Rijksmuseum Director Wim Pijbes Departs for Voorlinden, a New Private Museum

The head of a major public museum goes over to a private one.

Dutch Queen Beatrix and Rijksmuseum director Wim Pijbes at the re-opening of the Rijksmuseum in Amsterdam in 2013.
Photo: Robin Utrecht/AFP/Getty Images.

Wim Pijbes, director of the Rijksmuseum in Amsterdam for seven and a half years, is leaving to head up Voorlinden, a new private museum and nature reserve in Wassenaar, a tony suburb of the Hague. He’ll start his new job in July, and the museum, dedicated to contemporary art and now under construction, is scheduled to open in September.

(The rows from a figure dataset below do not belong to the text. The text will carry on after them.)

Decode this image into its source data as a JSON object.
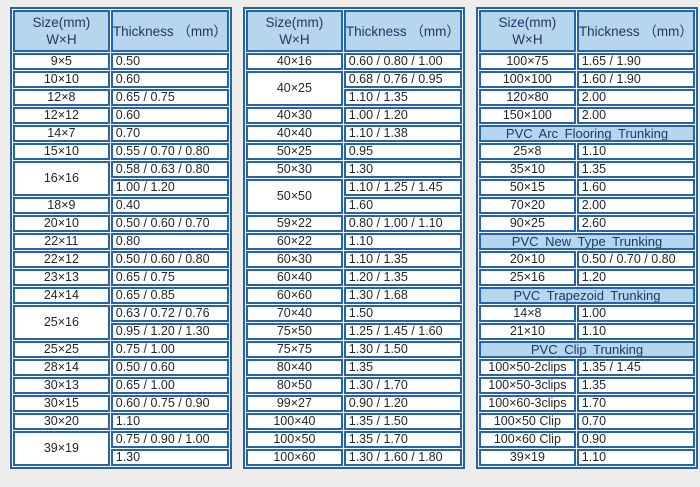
{
  "colors": {
    "border": "#2265ae",
    "header_bg": "#b5d6ec",
    "header_text": "#1f3864",
    "cell_text": "#262626",
    "cell_bg": "#ffffff",
    "page_bg": "#efeeec"
  },
  "table_header": {
    "size_line1": "Size(mm)",
    "size_line2": "W×H",
    "thickness": "Thickness （mm）"
  },
  "tables": [
    {
      "id": "pvc-trunking-sizes-column-1",
      "rows": [
        {
          "size": "9×5",
          "thickness": [
            "0.50"
          ]
        },
        {
          "size": "10×10",
          "thickness": [
            "0.60"
          ]
        },
        {
          "size": "12×8",
          "thickness": [
            "0.65 / 0.75"
          ]
        },
        {
          "size": "12×12",
          "thickness": [
            "0.60"
          ]
        },
        {
          "size": "14×7",
          "thickness": [
            "0.70"
          ]
        },
        {
          "size": "15×10",
          "thickness": [
            "0.55 / 0.70 / 0.80"
          ]
        },
        {
          "size": "16×16",
          "thickness": [
            "0.58 / 0.63 / 0.80",
            "1.00 / 1.20"
          ]
        },
        {
          "size": "18×9",
          "thickness": [
            "0.40"
          ]
        },
        {
          "size": "20×10",
          "thickness": [
            "0.50 / 0.60 / 0.70"
          ]
        },
        {
          "size": "22×11",
          "thickness": [
            "0.80"
          ]
        },
        {
          "size": "22×12",
          "thickness": [
            "0.50 / 0.60 / 0.80"
          ]
        },
        {
          "size": "23×13",
          "thickness": [
            "0.65 / 0.75"
          ]
        },
        {
          "size": "24×14",
          "thickness": [
            "0.65 / 0.85"
          ]
        },
        {
          "size": "25×16",
          "thickness": [
            "0.63 / 0.72 / 0.76",
            "0.95 / 1.20 / 1.30"
          ]
        },
        {
          "size": "25×25",
          "thickness": [
            "0.75 / 1.00"
          ]
        },
        {
          "size": "28×14",
          "thickness": [
            "0.50 / 0.60"
          ]
        },
        {
          "size": "30×13",
          "thickness": [
            "0.65 / 1.00"
          ]
        },
        {
          "size": "30×15",
          "thickness": [
            "0.60 / 0.75 / 0.90"
          ]
        },
        {
          "size": "30×20",
          "thickness": [
            "1.10"
          ]
        },
        {
          "size": "39×19",
          "thickness": [
            "0.75 / 0.90 / 1.00",
            "1.30"
          ]
        }
      ]
    },
    {
      "id": "pvc-trunking-sizes-column-2",
      "rows": [
        {
          "size": "40×16",
          "thickness": [
            "0.60 / 0.80 / 1.00"
          ]
        },
        {
          "size": "40×25",
          "thickness": [
            "0.68 / 0.76 / 0.95",
            "1.10 / 1.35"
          ]
        },
        {
          "size": "40×30",
          "thickness": [
            "1.00 / 1.20"
          ]
        },
        {
          "size": "40×40",
          "thickness": [
            "1.10 / 1.38"
          ]
        },
        {
          "size": "50×25",
          "thickness": [
            "0.95"
          ]
        },
        {
          "size": "50×30",
          "thickness": [
            "1.30"
          ]
        },
        {
          "size": "50×50",
          "thickness": [
            "1.10 / 1.25 / 1.45",
            "1.60"
          ]
        },
        {
          "size": "59×22",
          "thickness": [
            "0.80 / 1.00 / 1.10"
          ]
        },
        {
          "size": "60×22",
          "thickness": [
            "1.10"
          ]
        },
        {
          "size": "60×30",
          "thickness": [
            "1.10 / 1.35"
          ]
        },
        {
          "size": "60×40",
          "thickness": [
            "1.20 / 1.35"
          ]
        },
        {
          "size": "60×60",
          "thickness": [
            "1.30 / 1.68"
          ]
        },
        {
          "size": "70×40",
          "thickness": [
            "1.50"
          ]
        },
        {
          "size": "75×50",
          "thickness": [
            "1.25 / 1.45 / 1.60"
          ]
        },
        {
          "size": "75×75",
          "thickness": [
            "1.30 / 1.50"
          ]
        },
        {
          "size": "80×40",
          "thickness": [
            "1.35"
          ]
        },
        {
          "size": "80×50",
          "thickness": [
            "1.30 / 1.70"
          ]
        },
        {
          "size": "99×27",
          "thickness": [
            "0.90 / 1.20"
          ]
        },
        {
          "size": "100×40",
          "thickness": [
            "1.35 / 1.50"
          ]
        },
        {
          "size": "100×50",
          "thickness": [
            "1.35 / 1.70"
          ]
        },
        {
          "size": "100×60",
          "thickness": [
            "1.30 / 1.60 / 1.80"
          ]
        }
      ]
    },
    {
      "id": "pvc-trunking-sizes-column-3",
      "rows": [
        {
          "size": "100×75",
          "thickness": [
            "1.65 / 1.90"
          ]
        },
        {
          "size": "100×100",
          "thickness": [
            "1.60 / 1.90"
          ]
        },
        {
          "size": "120×80",
          "thickness": [
            "2.00"
          ]
        },
        {
          "size": "150×100",
          "thickness": [
            "2.00"
          ]
        },
        {
          "section": "PVC Arc Flooring Trunking"
        },
        {
          "size": "25×8",
          "thickness": [
            "1.10"
          ]
        },
        {
          "size": "35×10",
          "thickness": [
            "1.35"
          ]
        },
        {
          "size": "50×15",
          "thickness": [
            "1.60"
          ]
        },
        {
          "size": "70×20",
          "thickness": [
            "2.00"
          ]
        },
        {
          "size": "90×25",
          "thickness": [
            "2.60"
          ]
        },
        {
          "section": "PVC New Type Trunking"
        },
        {
          "size": "20×10",
          "thickness": [
            "0.50 / 0.70 / 0.80"
          ]
        },
        {
          "size": "25×16",
          "thickness": [
            "1.20"
          ]
        },
        {
          "section": "PVC Trapezoid Trunking"
        },
        {
          "size": "14×8",
          "thickness": [
            "1.00"
          ]
        },
        {
          "size": "21×10",
          "thickness": [
            "1.10"
          ]
        },
        {
          "section": "PVC Clip Trunking"
        },
        {
          "size": "100×50-2clips",
          "thickness": [
            "1.35 / 1.45"
          ]
        },
        {
          "size": "100×50-3clips",
          "thickness": [
            "1.35"
          ]
        },
        {
          "size": "100×60-3clips",
          "thickness": [
            "1.70"
          ]
        },
        {
          "size": "100×50 Clip",
          "thickness": [
            "0.70"
          ]
        },
        {
          "size": "100×60 Clip",
          "thickness": [
            "0.90"
          ]
        },
        {
          "size": "39×19",
          "thickness": [
            "1.10"
          ]
        }
      ]
    }
  ]
}
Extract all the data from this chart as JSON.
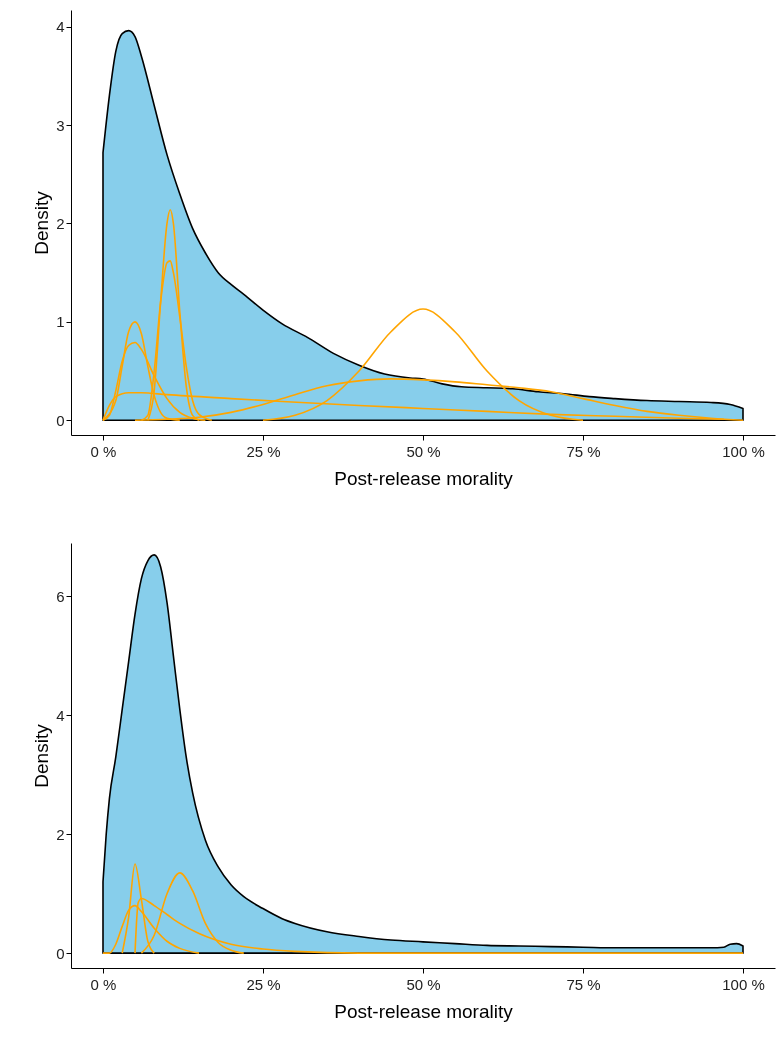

Voorlinden will display the collection of chemical industry magnate Joop van Caldenborgh, whose personal holdings include works by Richard Artschwager, Sylvie Fleury, Dan Graham, Henry Moore, Tom Otterness, and Giuseppe Penone. The museum is adjacent to his home, and the 40-hectare grounds will display a James Turrell “Skyspace” and a steel sculpture by Richard Serra.

The unusual move—a half-dozen experts on the subject, surveyed by artnet News, said they could think of no similar instance—comes as the number of private museums grows worldwide, now topping 300, which even outnumbers art fairs, of which the Art Newspaper’s 2015 fair calendar lists 269. What’s more, more than two-thirds of them were founded in the last fifteen years, fully half of them between 2000 and 2010, according to a recent report by Larry’s List.

A 2015 article in the New York Times pointed out that the lack of curators at these institutions, and their proximity to their founders’ homes, suggest that the founding collectors haven’t really relinquished control to a public institution, though they generally get the tax benefits of an actual donation to a nonprofit.

The first temporary exhibition at the new museum, designed by Dutch architecture firm KraaijVanger, will be devoted to Ellsworth Kelly, and the museum’s collection includes works by Ai Weiwei, Rineke Dijkstra, Tracey Emin, Damien Hirst, Anselm Kiefer, Yayoi Kusama, and Henri Matisse.

Pijbes, 55, took the reins at the Rijksmuseum in July 2008, and during his time at the helm he oversaw the reopening of the museum after a dramatic renovation that necessitated a decade-long closure. The overhaul, by Spanish architectural firm Cruz y Ortiz, cost some €375 million ($406.7 million at current exchange rates) and was plagued by delays.

“The building is now open and thanks to our internationally renowned website the collection is visible to all,” Pijbes said in a press release.

The Rijksmuseum reopened to plaudits including the European Museums Forum’s 2015 European Museum of the Year designation. “This is a great museum, at the height of its powers, providing a rich experience to the public, and a socially aware outreach program for visitors of all ages,” the Forum said. Visitor numbers doubled to 2.4 million in 2015, according to the museum.

“With his relentless energy and motivation, Wim Pijbes has played a crucial role to reshape the Rijksmuseum to what it actually is: a world class institution of art and history,” said Jaap de Hoop Scheffer, chairman of the museum’s board, in a statement.